Published On: September 25th, 2017

The ancient word for “hero” did not mean what we mean by the term now. Today, we think of a hero as someone who is famous, talented, or rich. In the ancient world, hero meant someone who broke through barriers so others could arise to their best. It meant someone whose example or deeds enabled others to achieve what they would not have achieved otherwise.

What you want in the firm you lead is a heroic culture in the ancient sense. Let me explain.

For a business to grow and succeed, it has to break previous barriers. You want to top last quarter’s sales. That’s breaking a barrier. You want to increase market share, number of customers, territory and quality of your product. All growth, all increase, all success comes from some type of breaking of previous barriers.

This is best done in a heroic culture. You build a heroic culture by encouraging and incentivizing barrier breaking in every arena of the company and in the lives of your people.

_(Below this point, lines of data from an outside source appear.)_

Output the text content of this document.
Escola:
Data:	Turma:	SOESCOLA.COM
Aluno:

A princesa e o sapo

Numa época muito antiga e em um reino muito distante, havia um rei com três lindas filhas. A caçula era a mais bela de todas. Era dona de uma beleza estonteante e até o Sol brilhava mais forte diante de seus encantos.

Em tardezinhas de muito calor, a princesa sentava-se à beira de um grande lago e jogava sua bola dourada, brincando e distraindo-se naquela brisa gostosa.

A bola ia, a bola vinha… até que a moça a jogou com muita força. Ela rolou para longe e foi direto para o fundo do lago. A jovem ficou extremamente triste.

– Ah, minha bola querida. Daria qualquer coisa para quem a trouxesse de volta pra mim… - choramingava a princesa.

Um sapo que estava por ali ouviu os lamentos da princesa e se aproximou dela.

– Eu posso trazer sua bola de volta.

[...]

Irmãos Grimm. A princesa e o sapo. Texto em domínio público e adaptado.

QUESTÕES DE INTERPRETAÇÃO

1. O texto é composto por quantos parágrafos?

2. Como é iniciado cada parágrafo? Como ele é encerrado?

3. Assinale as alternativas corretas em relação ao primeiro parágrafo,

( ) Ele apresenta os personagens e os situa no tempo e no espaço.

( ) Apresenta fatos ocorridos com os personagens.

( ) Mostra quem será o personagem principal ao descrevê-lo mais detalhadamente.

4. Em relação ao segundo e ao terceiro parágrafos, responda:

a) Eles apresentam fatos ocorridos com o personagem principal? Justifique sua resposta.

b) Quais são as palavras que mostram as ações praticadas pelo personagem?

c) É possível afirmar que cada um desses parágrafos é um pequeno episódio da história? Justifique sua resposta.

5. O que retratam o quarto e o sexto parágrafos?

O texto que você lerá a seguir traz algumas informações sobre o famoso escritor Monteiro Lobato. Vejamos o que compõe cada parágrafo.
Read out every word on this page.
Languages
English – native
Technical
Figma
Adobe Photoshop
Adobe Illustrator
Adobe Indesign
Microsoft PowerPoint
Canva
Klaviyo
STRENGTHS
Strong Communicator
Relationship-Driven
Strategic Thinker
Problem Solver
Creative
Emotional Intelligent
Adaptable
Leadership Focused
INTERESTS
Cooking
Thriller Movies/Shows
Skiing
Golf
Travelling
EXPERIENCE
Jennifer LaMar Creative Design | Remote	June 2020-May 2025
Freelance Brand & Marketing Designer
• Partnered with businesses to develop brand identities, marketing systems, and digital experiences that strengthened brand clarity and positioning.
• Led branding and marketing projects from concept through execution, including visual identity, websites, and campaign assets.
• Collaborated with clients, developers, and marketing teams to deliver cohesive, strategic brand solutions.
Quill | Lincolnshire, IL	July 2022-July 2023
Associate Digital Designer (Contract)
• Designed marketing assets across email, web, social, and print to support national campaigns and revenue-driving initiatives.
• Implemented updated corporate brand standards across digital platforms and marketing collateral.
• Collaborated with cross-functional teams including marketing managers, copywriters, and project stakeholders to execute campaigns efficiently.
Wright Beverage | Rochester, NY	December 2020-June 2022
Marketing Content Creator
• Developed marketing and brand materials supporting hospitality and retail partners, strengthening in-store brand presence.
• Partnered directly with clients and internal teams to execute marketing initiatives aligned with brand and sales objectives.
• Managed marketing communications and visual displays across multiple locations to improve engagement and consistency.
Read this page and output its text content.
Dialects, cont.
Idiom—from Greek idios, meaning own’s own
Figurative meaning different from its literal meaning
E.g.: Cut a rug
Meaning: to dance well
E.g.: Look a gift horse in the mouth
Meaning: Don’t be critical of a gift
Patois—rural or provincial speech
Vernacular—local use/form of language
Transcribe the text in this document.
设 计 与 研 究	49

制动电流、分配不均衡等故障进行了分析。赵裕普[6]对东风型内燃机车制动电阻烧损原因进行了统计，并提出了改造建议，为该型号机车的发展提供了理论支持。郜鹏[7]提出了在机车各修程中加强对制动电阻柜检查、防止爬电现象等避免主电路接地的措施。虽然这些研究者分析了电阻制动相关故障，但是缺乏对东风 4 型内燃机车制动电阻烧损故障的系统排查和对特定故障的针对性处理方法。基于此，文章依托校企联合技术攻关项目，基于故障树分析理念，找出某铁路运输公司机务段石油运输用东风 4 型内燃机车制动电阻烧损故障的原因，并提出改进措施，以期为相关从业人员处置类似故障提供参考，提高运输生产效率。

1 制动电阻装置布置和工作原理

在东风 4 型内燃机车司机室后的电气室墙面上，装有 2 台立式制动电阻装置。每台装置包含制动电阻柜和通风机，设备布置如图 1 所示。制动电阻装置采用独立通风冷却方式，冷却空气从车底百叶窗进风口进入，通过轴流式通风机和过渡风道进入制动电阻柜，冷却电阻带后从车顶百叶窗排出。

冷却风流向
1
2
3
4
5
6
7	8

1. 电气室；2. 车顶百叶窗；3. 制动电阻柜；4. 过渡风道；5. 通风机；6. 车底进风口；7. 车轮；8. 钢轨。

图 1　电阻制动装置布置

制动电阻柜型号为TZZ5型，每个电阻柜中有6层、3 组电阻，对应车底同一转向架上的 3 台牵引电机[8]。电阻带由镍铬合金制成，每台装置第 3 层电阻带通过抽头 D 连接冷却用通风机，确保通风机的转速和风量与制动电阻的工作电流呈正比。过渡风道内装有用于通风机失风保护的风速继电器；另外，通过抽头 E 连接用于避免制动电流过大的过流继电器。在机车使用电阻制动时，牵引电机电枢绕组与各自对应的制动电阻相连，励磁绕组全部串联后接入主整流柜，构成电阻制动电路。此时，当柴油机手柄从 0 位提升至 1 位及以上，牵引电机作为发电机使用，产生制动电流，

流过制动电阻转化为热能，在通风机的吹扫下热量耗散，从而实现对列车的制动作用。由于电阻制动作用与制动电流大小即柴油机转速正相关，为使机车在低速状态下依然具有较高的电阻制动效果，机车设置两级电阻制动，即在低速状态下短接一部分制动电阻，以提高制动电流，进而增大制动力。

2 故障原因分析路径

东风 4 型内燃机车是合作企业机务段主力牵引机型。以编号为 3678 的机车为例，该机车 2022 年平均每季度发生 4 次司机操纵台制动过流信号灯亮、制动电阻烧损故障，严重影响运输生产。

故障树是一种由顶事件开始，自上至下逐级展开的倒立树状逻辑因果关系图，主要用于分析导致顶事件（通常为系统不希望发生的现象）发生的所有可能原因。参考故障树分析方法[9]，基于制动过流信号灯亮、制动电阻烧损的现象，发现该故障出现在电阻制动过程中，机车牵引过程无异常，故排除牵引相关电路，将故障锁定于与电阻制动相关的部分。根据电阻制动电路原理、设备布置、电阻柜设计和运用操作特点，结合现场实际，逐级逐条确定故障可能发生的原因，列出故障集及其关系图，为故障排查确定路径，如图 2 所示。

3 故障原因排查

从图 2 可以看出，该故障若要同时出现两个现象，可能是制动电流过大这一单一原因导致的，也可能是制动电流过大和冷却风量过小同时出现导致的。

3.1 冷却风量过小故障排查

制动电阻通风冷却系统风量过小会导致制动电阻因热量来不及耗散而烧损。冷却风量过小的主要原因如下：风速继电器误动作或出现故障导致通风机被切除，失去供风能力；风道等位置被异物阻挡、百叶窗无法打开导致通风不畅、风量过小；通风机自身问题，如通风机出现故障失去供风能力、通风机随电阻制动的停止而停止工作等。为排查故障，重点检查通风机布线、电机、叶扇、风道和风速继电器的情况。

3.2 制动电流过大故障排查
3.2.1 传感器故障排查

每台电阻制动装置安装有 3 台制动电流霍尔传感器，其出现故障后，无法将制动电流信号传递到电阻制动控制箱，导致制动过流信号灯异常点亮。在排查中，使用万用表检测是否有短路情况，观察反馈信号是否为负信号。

I recently advised a company that has built a heroic culture. They embed in the mind of everyone in the firm that breaking barriers both personal and corporate is what they should be about. From the CEO to the newest summer intern, everyone knows that they should strive to break barriers. And the company incentivizes it.

The middle level manager who got pregnant before she could finish her college career has finished a bachelor’s degree and is now pursuing a master’s. The company helped all the way. The 72-year-old engineer has a wall chart showing the mall walking barriers he plans to break. It’s positioned for all to see. The CEO includes his weight loss and bench press statistics in his weekly emails to all workers. By the way, he is, by his own description, “rotund.” It is humbling for him to post his weight, but he does it to help build a culture. Everyone in the company has identified a barrier they intend to break in their personal lives. These are announced at staff meetings—if the workers choose to do so—and then there is support, encouragement, and raucous celebration when barriers are crushed.

This encouraging and incentivizing builds a culture of barrier-breaking—heroism, in the ancient sense—that permeates the entire firm. If a man is devoted to breaking barriers in his personal life, then he won’t settle for stagnation on the job. He’s bought into a culture. That middle level manager who sacrificed to earn her master’s degree, to break past barriers, is going to roar after breaking barriers on the job. She has absorbed a culture. She is an exemplar of a culture. That culture is a rising tide that lifts all ships in the firm.

Build a heroic culture in your firm. Build a culture in which people rise, succeed, achieve, and break through barriers that previously held them bound. Your firm will become an exciting place to be, and the same devotion to achievement that people practice in their personal lives will permeate the whole organization.